A former president of the Nigerian Institute of Quantity Surveyors (NIQS), Mr. Segun Ajanlekoko, traced the problem of building materials’ scarcity to lockdown and long delays that are bound to occur to import goods as well as the further devaluation of naira against the dollar.

Ajanlekoko, who doubles as the President, Commonwealth Association of Surveying and Land Economy (CASLE), urged the government to embark on creating economic stimulus for the construction sector to cushion the effect on the cost of materials and ensure that Central Bank of Nigeria (CBN) doesn’t allow the dollar to be devalued.

“This is a chicken and egg situation at this interesting times as there is severe economic downturn arising out of little or no income from oil right now,” he added.

In his submission, the former NIQS Lagos State chapter chairman, Mr. Jide Oke blamed the material crisis on hoarding by the dealers.

On how it will affect construction projects, Oke added, “costing is a function of prevailing market prices. If prices of materials are hiked in the market, it means unit rates too will go up automatically. It might be temporary though, for now. If life returns to normal prices may reduce and stabilise again.”

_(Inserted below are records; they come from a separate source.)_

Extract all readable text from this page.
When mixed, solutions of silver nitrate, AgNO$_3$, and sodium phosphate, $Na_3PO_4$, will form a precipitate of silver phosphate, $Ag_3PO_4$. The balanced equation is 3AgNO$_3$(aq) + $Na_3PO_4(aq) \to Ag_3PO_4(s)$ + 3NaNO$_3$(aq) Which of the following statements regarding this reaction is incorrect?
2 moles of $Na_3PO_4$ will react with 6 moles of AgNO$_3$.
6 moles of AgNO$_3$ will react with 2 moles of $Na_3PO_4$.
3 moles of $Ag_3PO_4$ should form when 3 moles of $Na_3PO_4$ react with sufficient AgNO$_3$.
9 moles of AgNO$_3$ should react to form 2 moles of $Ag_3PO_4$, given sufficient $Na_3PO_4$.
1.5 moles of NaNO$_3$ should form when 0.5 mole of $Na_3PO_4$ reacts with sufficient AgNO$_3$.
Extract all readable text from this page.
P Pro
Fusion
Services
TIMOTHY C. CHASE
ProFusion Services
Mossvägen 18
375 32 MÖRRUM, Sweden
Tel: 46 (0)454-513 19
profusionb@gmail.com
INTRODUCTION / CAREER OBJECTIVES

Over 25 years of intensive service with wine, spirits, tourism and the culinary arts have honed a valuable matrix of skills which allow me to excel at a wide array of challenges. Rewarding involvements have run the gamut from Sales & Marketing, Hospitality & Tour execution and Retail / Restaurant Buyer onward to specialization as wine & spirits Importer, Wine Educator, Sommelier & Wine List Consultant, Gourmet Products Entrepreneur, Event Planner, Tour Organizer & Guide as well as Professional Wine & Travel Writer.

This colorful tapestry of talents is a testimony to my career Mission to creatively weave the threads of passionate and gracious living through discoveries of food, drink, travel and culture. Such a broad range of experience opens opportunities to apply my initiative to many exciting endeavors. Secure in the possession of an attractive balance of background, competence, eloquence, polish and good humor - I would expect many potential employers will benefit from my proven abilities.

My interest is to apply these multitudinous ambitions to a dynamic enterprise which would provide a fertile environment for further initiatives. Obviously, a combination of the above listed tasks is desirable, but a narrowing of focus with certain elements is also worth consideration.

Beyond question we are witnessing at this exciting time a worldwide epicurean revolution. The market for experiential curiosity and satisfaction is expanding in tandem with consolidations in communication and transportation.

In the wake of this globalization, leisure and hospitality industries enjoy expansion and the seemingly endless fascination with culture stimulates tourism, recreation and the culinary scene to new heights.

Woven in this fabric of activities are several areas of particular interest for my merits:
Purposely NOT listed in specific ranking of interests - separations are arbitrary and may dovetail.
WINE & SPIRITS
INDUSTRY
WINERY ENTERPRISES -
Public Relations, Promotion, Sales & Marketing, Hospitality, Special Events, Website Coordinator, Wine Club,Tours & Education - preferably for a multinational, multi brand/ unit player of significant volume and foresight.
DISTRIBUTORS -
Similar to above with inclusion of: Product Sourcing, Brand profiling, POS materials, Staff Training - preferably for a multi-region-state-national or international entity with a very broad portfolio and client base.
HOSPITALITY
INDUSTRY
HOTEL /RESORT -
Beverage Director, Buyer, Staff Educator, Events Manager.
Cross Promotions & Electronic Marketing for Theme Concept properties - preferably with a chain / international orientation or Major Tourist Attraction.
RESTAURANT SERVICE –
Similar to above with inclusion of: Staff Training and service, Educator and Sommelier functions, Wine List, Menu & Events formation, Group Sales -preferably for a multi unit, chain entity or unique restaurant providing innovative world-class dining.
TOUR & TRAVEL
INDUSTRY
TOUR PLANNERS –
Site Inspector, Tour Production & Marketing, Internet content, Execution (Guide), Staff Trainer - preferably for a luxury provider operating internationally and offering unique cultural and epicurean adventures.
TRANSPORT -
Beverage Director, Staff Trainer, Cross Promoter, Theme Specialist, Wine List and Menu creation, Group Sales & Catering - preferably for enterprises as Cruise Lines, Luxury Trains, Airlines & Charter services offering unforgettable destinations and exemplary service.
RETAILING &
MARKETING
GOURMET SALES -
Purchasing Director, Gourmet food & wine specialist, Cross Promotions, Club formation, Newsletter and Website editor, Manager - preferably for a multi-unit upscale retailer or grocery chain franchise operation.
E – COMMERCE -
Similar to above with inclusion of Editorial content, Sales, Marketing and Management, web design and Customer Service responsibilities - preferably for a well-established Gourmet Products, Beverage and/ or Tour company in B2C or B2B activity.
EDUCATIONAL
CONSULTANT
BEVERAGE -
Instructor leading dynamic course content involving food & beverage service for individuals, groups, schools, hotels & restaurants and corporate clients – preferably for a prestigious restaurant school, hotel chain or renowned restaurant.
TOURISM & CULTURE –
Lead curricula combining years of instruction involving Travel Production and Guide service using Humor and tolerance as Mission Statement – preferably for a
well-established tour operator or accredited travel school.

According to Deloitte’s Javier Parada, “construction activity will likely continue in the short-term, the work is expected to halt soon given various factors including supply chains disruption, shortage of subcontractors and materials, and the termination of contracts to control expenses.

In the residential and non-residential subsectors, the situation is different. Entities in these subsectors (for example, individuals, retail companies, and small businesses) are facing significant short-term stress and, with little choice but to conserve cash, many of these have already stopped projects.

Parada revealed that longer-term construction companies across the board will have to contend with decreased demand as governments face rising deficits and residential and commercial projects are dampened by unemployment and low GDP growth. Although some companies may be able to execute on the backlog of projects, the pipeline is expected to be weak for the foreseeable future.

He said that construction companies with high levels of debt and low cash reserves may face a liquidity crisis; while smaller businesses, sub-contractors may fail rapidly while contract management will come into sharp focus, as customers seek to terminate or renegotiate contracts.